Lawyer compares sex tape lawsuit to silencing the Civil Rights movement

There’s not a whole lot of difference between a tech billionaire who quietly financed a major lawsuit against the left-leaning Gawker website and the efforts made to silence coverage of the Civil Rights movement more than 50 years ago, according to a column published this week by the Washington Post.

In fact, the financing of the sex tape lawsuit by PayPal co-founder Peter Thiel is a tactic taken directly from anti-Civil Rights activists, it charged.

Thiel admitted last month that he put up nearly $10 million to bankroll Hulk Hogan’s sex tape lawsuit against Gawker. The money helped Hogan sue Gawker after it published a surreptitiously recorded video in 2012 featuring the wrestler and his former friend’s now-ex-wife.

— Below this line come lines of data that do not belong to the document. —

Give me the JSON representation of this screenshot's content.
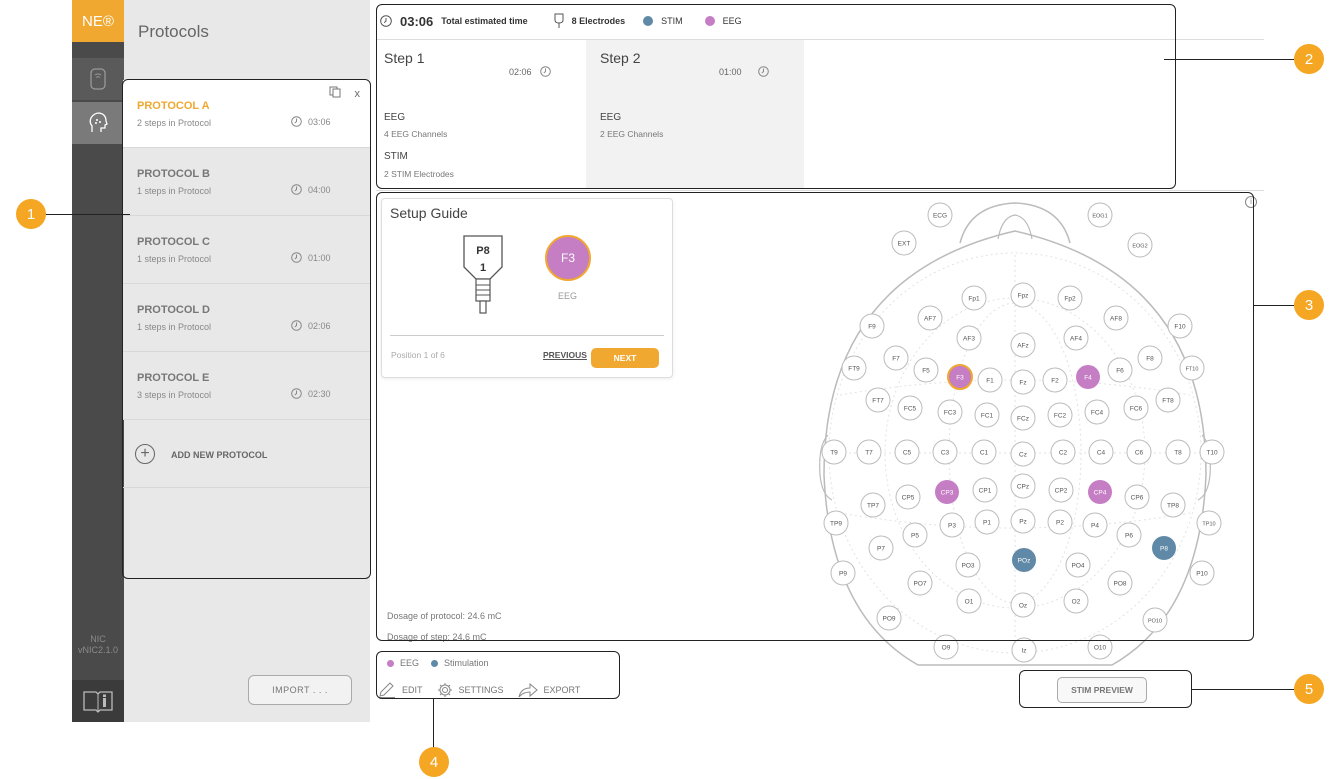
{
  "rail": {
    "logo": "NE®",
    "version_line1": "NIC",
    "version_line2": "vNIC2.1.0"
  },
  "sidebar": {
    "title": "Protocols",
    "protocols": [
      {
        "name": "PROTOCOL A",
        "steps": "2 steps in Protocol",
        "time": "03:06"
      },
      {
        "name": "PROTOCOL B",
        "steps": "1 steps in Protocol",
        "time": "04:00"
      },
      {
        "name": "PROTOCOL C",
        "steps": "1 steps in Protocol",
        "time": "01:00"
      },
      {
        "name": "PROTOCOL D",
        "steps": "1 steps in Protocol",
        "time": "02:06"
      },
      {
        "name": "PROTOCOL E",
        "steps": "3 steps in Protocol",
        "time": "02:30"
      }
    ],
    "close_label": "x",
    "add_new_label": "ADD NEW PROTOCOL",
    "import_label": "IMPORT . . ."
  },
  "topbar": {
    "total_time": "03:06",
    "total_time_label": "Total estimated time",
    "electrodes": "8 Electrodes",
    "stim_label": "STIM",
    "eeg_label": "EEG"
  },
  "steps": [
    {
      "title": "Step 1",
      "time": "02:06",
      "eeg": "EEG",
      "eeg_sub": "4 EEG Channels",
      "stim": "STIM",
      "stim_sub": "2 STIM Electrodes"
    },
    {
      "title": "Step 2",
      "time": "01:00",
      "eeg": "EEG",
      "eeg_sub": "2 EEG Channels"
    }
  ],
  "guide": {
    "title": "Setup Guide",
    "cable_label": "P8",
    "cable_number": "1",
    "electrode": "F3",
    "electrode_type": "EEG",
    "position": "Position 1 of 6",
    "previous": "PREVIOUS",
    "next": "NEXT"
  },
  "dosage": {
    "protocol": "Dosage of protocol: 24.6 mC",
    "step": "Dosage of step: 24.6 mC"
  },
  "legend": {
    "eeg": "EEG",
    "stim": "Stimulation"
  },
  "actions": {
    "edit": "EDIT",
    "settings": "SETTINGS",
    "export": "EXPORT"
  },
  "stim_preview": "STIM PREVIEW",
  "callouts": [
    "1",
    "2",
    "3",
    "4",
    "5"
  ],
  "colors": {
    "accent": "#f0a830",
    "eeg": "#c57dc4",
    "stim": "#5f89a6",
    "callout": "#f5a623"
  },
  "electrodes": {
    "labels": [
      "ECG",
      "EOG1",
      "EXT",
      "EOG2",
      "Fp1",
      "Fpz",
      "Fp2",
      "F9",
      "AF7",
      "AF8",
      "F10",
      "AF3",
      "AF4",
      "AFz",
      "FT9",
      "F7",
      "F5",
      "F3",
      "F1",
      "Fz",
      "F2",
      "F4",
      "F6",
      "F8",
      "FT10",
      "FT7",
      "FC5",
      "FC3",
      "FC1",
      "FCz",
      "FC2",
      "FC4",
      "FC6",
      "FT8",
      "T9",
      "T7",
      "C5",
      "C3",
      "C1",
      "Cz",
      "C2",
      "C4",
      "C6",
      "T8",
      "T10",
      "TP7",
      "CP5",
      "CP3",
      "CP1",
      "CPz",
      "CP2",
      "CP4",
      "CP6",
      "TP8",
      "TP9",
      "P7",
      "P5",
      "P3",
      "P1",
      "Pz",
      "P2",
      "P4",
      "P6",
      "TP10",
      "P9",
      "PO3",
      "POz",
      "PO4",
      "P8",
      "P10",
      "PO7",
      "PO8",
      "O1",
      "Oz",
      "O2",
      "PO9",
      "PO10",
      "O9",
      "Iz",
      "O10"
    ],
    "eeg_active": [
      "F3",
      "F4",
      "CP3",
      "CP4"
    ],
    "stim_active": [
      "POz",
      "P8"
    ],
    "current": "F3"
  }
}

Thiel, who Gawker outed as gay in 2007, explained that his reasons for supporting the invasion of privacy lawsuit case were personal.

“It’s less about revenge and more about specific deterrence,” the libertarian entrepreneur told the New York Times. “I saw Gawker pioneer a unique and incredibly damaging way of getting attention by bullying people even when there was no connection with the public interest.”

For attorney Stuart Karle, Thiel’s covert campaign to bankrupt the left-leaning gossip blog is reminiscent of when Southern officials tried to silence coverage of the Civil Rights movement.

Thiel’s tactics “resemble nothing so much as the legal maneuvers white racists used to threaten the Northern press with ruin if it continued to cover the violent official response to efforts to desegregate the South in the 1950s and ’60s,” Karle wrote for the Post.

Karle went on to explain his meaning by referencing a 1960 lawsuit brought against the New York Times by five Alabama state officials. The Times had published an ad decrying Southern officials for an “unprecedented wave of terror” that threatened to shut down protests led by black students. Though the ad contained a number of factual inaccuracies, its criticism of Southern officials was nevertheless accurate, Karle wrote.

Alabama officials responded by bringing a libel lawsuit against the Times, and sought $3 million in damages. The idea, Karle claimed, was that Southern officials were trying to make it too costly for newsrooms to cover the Civil Rights movement.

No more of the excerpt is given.